16. The system of claim 15, wherein the operations of translating the first transcription of the speech audio to the second transcription of the speech audio in the second language further comprise:

generating a first transcription of the speech audio by:

segmenting the speech audio into a plurality of source segments;

generating a translation for each source segment of the plurality of source segments; and

storing timestamps for each source segment of the plurality of source segments with a corresponding generated translation.

17. The system of claim 16, wherein the operations of generating the initial translated speech audio in the second language using the second transcription of the speech audio further comprise:

generating translated segments for each of the plurality of translated segments; and

modifying a speaking rate for each of the translated segments based on the timestamps for a corresponding source segment.

18. The system of claim 15, wherein the operations of processing the initial translated speech audio to generate a translated content embedding and translated intonation data further comprise:

generating, by an encoder model, the translated content embedding representing speech content of the initial translated speech audio; and

generating, by a pitch detector, the translated intonation data.

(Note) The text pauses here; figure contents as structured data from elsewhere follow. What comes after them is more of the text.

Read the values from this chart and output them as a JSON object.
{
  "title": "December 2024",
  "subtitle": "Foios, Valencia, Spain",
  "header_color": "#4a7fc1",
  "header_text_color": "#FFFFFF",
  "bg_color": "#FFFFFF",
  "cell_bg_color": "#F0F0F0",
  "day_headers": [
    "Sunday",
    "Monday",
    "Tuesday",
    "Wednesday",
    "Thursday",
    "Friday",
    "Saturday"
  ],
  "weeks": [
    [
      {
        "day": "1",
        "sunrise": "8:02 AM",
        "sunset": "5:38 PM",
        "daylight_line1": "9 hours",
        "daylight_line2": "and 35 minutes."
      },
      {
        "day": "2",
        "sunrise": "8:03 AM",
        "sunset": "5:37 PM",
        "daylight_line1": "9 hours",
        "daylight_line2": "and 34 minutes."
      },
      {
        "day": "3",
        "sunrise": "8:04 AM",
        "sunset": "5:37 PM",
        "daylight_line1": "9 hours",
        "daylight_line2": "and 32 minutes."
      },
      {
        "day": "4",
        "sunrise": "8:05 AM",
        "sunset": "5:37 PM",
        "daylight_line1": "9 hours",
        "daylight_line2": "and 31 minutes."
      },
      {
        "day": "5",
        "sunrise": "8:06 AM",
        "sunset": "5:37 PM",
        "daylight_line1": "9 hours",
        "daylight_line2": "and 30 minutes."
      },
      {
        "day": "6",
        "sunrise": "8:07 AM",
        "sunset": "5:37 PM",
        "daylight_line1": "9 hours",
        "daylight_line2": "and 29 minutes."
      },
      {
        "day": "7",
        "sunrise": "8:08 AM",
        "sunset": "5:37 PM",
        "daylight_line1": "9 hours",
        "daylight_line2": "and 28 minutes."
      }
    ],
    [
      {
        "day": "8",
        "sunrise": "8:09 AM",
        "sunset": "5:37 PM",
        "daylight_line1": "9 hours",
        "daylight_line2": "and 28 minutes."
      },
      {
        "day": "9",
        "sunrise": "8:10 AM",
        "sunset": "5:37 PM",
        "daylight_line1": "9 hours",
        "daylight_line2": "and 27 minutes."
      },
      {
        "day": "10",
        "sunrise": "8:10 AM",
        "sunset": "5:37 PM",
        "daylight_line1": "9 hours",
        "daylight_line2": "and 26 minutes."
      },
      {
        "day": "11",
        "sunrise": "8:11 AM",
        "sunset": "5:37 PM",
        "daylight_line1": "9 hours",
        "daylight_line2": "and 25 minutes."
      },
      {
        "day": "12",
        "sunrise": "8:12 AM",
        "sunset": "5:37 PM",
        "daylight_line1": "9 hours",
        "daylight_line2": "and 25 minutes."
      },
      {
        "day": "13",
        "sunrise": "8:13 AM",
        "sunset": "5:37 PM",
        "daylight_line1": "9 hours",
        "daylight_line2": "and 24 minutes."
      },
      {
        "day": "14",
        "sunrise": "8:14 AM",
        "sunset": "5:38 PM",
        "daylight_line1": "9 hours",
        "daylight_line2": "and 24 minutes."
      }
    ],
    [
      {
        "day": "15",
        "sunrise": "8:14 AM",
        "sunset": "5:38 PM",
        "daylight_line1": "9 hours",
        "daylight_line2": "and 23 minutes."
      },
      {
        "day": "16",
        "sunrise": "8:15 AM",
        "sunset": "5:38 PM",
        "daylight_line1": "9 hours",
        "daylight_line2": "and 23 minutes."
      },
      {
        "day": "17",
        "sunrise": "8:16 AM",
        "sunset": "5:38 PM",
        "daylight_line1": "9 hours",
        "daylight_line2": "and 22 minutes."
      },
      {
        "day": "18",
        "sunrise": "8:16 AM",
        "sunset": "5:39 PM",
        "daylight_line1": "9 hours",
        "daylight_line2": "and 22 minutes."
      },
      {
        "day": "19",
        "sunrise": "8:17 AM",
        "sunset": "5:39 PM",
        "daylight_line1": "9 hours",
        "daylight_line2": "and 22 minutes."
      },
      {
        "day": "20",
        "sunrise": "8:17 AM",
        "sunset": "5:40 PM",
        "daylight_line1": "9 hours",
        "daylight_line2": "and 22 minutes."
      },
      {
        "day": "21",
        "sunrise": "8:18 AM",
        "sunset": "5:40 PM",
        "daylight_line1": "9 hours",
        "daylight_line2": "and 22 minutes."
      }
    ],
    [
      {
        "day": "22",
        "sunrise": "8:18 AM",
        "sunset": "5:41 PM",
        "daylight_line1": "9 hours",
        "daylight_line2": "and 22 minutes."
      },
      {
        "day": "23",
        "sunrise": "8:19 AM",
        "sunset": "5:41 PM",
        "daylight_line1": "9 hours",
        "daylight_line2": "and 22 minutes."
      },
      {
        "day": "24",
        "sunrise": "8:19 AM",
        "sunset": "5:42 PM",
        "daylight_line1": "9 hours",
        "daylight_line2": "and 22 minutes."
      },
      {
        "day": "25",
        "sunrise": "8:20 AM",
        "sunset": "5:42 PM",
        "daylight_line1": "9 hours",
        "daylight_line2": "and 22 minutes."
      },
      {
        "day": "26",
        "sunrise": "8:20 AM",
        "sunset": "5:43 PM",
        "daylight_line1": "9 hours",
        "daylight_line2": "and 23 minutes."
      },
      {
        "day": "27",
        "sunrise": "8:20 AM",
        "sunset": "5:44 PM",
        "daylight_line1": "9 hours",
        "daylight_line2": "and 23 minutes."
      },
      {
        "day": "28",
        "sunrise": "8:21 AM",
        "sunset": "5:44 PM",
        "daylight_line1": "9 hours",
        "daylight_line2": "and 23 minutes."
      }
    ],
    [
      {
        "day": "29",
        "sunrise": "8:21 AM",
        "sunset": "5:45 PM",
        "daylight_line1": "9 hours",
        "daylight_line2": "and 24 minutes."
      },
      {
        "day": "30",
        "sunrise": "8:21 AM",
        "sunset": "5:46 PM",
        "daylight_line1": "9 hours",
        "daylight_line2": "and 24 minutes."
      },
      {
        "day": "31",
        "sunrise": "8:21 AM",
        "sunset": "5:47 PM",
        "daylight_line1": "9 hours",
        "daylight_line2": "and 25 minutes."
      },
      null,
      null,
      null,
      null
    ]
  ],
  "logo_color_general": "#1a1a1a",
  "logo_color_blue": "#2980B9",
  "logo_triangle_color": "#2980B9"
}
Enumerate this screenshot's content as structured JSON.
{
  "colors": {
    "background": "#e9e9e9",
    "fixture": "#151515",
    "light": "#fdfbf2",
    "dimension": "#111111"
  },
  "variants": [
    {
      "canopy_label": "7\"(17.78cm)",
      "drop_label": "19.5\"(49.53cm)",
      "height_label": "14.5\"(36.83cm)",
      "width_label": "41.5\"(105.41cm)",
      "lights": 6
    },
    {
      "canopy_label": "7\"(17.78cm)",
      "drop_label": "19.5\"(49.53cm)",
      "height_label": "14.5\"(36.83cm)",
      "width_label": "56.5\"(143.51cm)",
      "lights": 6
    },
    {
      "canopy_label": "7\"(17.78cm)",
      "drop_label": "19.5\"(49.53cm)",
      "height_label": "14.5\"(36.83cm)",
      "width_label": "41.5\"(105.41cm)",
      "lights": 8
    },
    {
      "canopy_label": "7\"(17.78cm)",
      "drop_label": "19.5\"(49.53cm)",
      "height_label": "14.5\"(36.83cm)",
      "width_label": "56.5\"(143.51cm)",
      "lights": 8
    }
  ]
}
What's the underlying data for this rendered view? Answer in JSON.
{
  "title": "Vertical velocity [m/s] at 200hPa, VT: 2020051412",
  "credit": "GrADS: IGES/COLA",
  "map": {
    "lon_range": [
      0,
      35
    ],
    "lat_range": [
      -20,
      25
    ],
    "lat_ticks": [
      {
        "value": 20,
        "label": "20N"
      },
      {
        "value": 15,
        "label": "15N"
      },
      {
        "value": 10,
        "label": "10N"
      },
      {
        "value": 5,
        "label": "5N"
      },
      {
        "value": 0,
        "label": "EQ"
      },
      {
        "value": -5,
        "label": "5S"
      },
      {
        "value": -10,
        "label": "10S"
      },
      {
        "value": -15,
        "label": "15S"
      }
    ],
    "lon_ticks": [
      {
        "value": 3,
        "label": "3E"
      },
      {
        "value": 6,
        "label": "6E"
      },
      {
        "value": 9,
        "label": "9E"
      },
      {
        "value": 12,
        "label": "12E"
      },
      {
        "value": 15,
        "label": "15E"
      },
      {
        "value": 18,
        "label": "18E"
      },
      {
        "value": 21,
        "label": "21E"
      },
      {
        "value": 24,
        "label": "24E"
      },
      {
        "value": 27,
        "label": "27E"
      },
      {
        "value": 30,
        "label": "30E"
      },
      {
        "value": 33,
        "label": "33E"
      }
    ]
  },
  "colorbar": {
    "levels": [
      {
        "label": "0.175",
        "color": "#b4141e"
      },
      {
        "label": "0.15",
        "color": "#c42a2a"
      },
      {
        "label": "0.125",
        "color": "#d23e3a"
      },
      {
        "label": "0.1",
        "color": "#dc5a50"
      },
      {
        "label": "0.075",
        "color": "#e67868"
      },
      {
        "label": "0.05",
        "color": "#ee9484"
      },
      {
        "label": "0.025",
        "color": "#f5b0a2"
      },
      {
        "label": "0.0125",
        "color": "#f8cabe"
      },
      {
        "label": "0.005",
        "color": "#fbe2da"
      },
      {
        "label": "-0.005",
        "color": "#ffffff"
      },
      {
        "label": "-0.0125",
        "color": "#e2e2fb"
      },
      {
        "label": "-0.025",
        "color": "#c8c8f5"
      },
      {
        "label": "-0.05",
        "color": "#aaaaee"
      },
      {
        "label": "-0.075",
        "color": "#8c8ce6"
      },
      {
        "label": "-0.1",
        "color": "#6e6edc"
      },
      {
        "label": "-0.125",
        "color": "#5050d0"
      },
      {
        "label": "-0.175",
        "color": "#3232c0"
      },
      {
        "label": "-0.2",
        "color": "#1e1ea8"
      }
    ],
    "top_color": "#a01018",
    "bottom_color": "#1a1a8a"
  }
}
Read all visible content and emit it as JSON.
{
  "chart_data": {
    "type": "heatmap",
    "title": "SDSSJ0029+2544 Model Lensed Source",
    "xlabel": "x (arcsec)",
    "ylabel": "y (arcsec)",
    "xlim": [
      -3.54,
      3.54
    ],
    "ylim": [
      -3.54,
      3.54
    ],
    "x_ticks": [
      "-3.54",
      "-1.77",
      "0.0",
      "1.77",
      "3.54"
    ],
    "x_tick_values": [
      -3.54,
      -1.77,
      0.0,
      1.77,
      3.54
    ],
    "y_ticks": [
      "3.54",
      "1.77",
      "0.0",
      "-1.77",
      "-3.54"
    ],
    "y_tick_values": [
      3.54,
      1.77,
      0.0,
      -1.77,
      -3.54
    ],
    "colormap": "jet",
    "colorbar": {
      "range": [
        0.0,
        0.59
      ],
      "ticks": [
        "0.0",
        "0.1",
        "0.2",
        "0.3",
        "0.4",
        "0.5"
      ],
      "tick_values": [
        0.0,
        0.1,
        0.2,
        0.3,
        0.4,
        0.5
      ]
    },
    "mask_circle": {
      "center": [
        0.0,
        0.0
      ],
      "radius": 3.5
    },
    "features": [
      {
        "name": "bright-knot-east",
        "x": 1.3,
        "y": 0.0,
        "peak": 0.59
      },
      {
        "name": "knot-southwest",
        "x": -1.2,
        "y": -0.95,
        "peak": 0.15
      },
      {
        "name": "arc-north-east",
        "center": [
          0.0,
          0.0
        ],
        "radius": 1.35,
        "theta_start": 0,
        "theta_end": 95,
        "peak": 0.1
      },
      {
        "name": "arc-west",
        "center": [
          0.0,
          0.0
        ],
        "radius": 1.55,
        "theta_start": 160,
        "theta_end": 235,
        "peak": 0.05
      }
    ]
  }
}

19. The system of claim 17, wherein the operations of processing process the input audio sequence to generate a source speaker embedding representing the source vocal identity of the speech audio further comprise:

generating, by an encoder model, the source speaker embedding representing the source vocal identity of the speech audio by processing a mel-spectrogram of the speech audio.

20. The system of claim 15, wherein the operations of generating the final translated speech audio using the source speaker embedding, the translated content embedding, and the translated intonation further comprise:

extracting background noise and impulse response data from the input audio sequence; and

generating an output audio sequence by convolving the background noise and impulse response data from the input audio sequence with the final translated speech audio.